Gênero e violência na literatura afro-brasileira

Constância Lima Duarte *

 

Em 1992, 4.531 mulheres foram vítimas de violência em Minas Gerais.
Que sociedade é essa, que não pode garantir que a mulher viva em paz com seus filhos?
Que amor é esse, que mata em nome da honra?
Que igualdade é essa, que obriga a mulher a conviver com tanta dor, tanto ódio, tanta humilhação?
Denuncie toda e qualquer forma de agressão à mulher.
CHEGA DE VIOLÊNCIA, CHEGA DE IMPUNIDADE.

(Cartaz do Conselho Estadual da Mulher de MG)

 

Já há algum tempo, quando leio escritos de autoria feminina, reparo que raramente eles tratam da questão que me parece a mais urgente, a mais premente, que nenhuma mulher pode ignorar. Onde estão as marcas literárias da violência a que cotidianamente as mulheres são submetidas? Onde, as dores do espancamento, do estupro, do aborto?

Na vida – nesta que fica aquém da literatura – tais dores são comuns. Não passa uma semana sem que os jornais noticiem a morte de mulheres assassinadas pelo companheiro, vingativo ou enlouquecido de ciúmes. Não passa um dia sem que uma mulher seja espancada, sangrada, violada, apenas por ser mulher. E não me refiro só à violência física que deixa marcas visíveis no corpo. Também as outras, a humilhação, a ofensa, o desprezo, marcam, doem, e são cotidianas.

Nunca concordei inteiramente com a afirmação de Bourdieu, de que a violência simbólica se ‘constrói através de um poder não nomeado’, que ‘dissimula as relações de força’. Ora, tal poder tem nome, e ele é machismo. E as relações de poder, do macho sobre a fêmea, estão bem visíveis nas relações sociais de gênero.

Também questiono sua explicação simplista de que a dominação masculina se perpetua porque as mulheres naturalmente a aceitam. Ao invés de buscar a explicação da conduta agressiva no próprio agressor, e o porquê das categorias sociais estarem tão assimiladas ao masculino, parece mais fácil vitimizar, mais uma vez, a vítima.

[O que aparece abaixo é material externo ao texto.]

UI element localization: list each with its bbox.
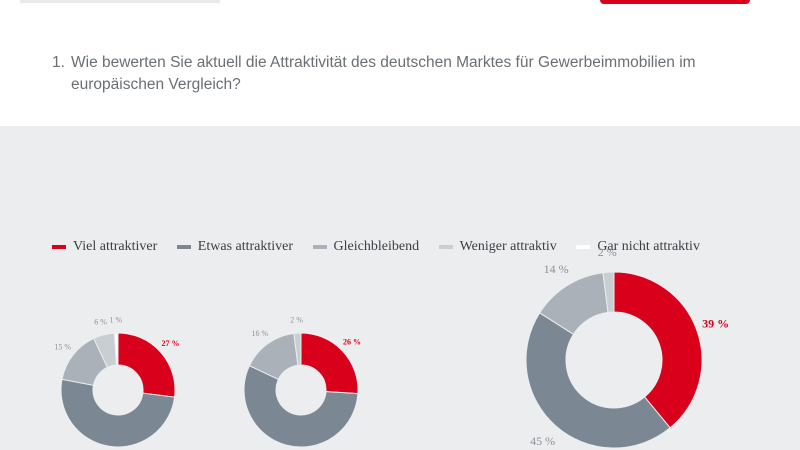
data-label: 45 %	[530, 434, 555, 448]
data-label: 1 %	[109, 316, 122, 325]
data-label: 2 %	[598, 245, 617, 259]
donut-slice	[60, 378, 176, 448]
legend-swatch	[438, 245, 453, 249]
legend: Viel attraktiver Etwas attraktiver Gleic…	[52, 238, 716, 255]
donut-slice	[300, 332, 359, 395]
donut-slice	[613, 271, 703, 429]
legend-item-gar-nicht: Gar nicht attraktiv	[576, 239, 700, 255]
donut-slice	[293, 332, 302, 366]
data-label: 26 %	[343, 338, 361, 347]
donut-chart-2: 26 %56 %16 %2 %	[243, 316, 361, 448]
question-number: 1.	[52, 54, 65, 71]
legend-label: Gleichbleibend	[333, 239, 420, 254]
donut-slice	[525, 312, 671, 449]
data-label: 16 %	[252, 329, 269, 338]
legend-swatch	[312, 245, 327, 249]
legend-item-etwas: Etwas attraktiver	[176, 239, 294, 255]
question-text: Wie bewerten Sie aktuell die Attraktivit…	[71, 54, 696, 93]
legend-label: Weniger attraktiv	[459, 239, 557, 254]
donut-slice	[602, 271, 615, 313]
brand-accent-bar	[600, 0, 750, 4]
legend-item-weniger: Weniger attraktiv	[438, 239, 557, 255]
legend-swatch	[576, 245, 591, 249]
legend-item-gleich: Gleichbleibend	[312, 239, 420, 255]
data-label: 15 %	[54, 343, 71, 352]
legend-label: Etwas attraktiver	[197, 239, 294, 254]
legend-swatch	[176, 245, 191, 249]
donut-chart-1: 27 %51 %15 %6 %1 %	[54, 316, 180, 448]
header-rule	[20, 0, 220, 3]
legend-label: Gar nicht attraktiv	[597, 239, 700, 254]
donut-slice	[113, 332, 119, 366]
donut-slice	[243, 365, 359, 448]
data-label: 6 %	[94, 318, 107, 327]
legend-label: Viel attraktiver	[73, 239, 158, 254]
data-label: 39 %	[702, 316, 729, 330]
donut-chart-3: 39 % 45 % 14 % 2 %	[525, 245, 729, 449]
data-label: 2 %	[290, 316, 303, 325]
legend-swatch	[52, 245, 66, 249]
legend-item-viel: Viel attraktiver	[52, 239, 157, 255]
data-label: 27 %	[162, 339, 180, 348]
question: 1. Wie bewerten Sie aktuell die Attrakti…	[52, 52, 772, 96]
data-label: 14 %	[544, 262, 569, 276]
donut-slice	[117, 332, 176, 398]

E a resistência das mulheres, onde fica? Para Michele Perrot (1988), no próprio relacionamento a dois as mulheres encontram espaço para se impor, relativizando o poder do homem e a idéia de ‘dominação universal passiva’.

Na verdade, submissão e resistência sempre fizeram parte da vida das mulheres, mesmo agora, quando o cotidiano é invadido por notícias de espancamentos, assassinatos, abortos clandestinos, jovens vivendo décadas enterradas em porões, à mercê da sanha animal de um homem. Por alguns dias, notícias assim provocam espanto entre os leitores. Mas logo são esquecidas até que surjam novas elizabeths, marias, não importa que nome tenham. É a força do patriarcalismo que a tudo supera. É a realidade sendo mais impactante e surpreendente que a ficção de nossas escritoras.

Falei em resistência, e é preciso não esquecer do que tem sido feito para o enfrentamento do machismo. Quando o 8 de março se tornou dia de festa, foi criado o 25 de novembro – o Dia Latino-Americano de Combate à Violência contra a Mulher –, puro pretexto para grupos de mulheres juntarem suas forças e repudiarem toda e qualquer forma de agressão – física, sexual ou psicológica. E divulgarem estatísticas, artigos e reportagens, endereços de delegacias e de abrigos, na esperança de um dia mudar tal situação.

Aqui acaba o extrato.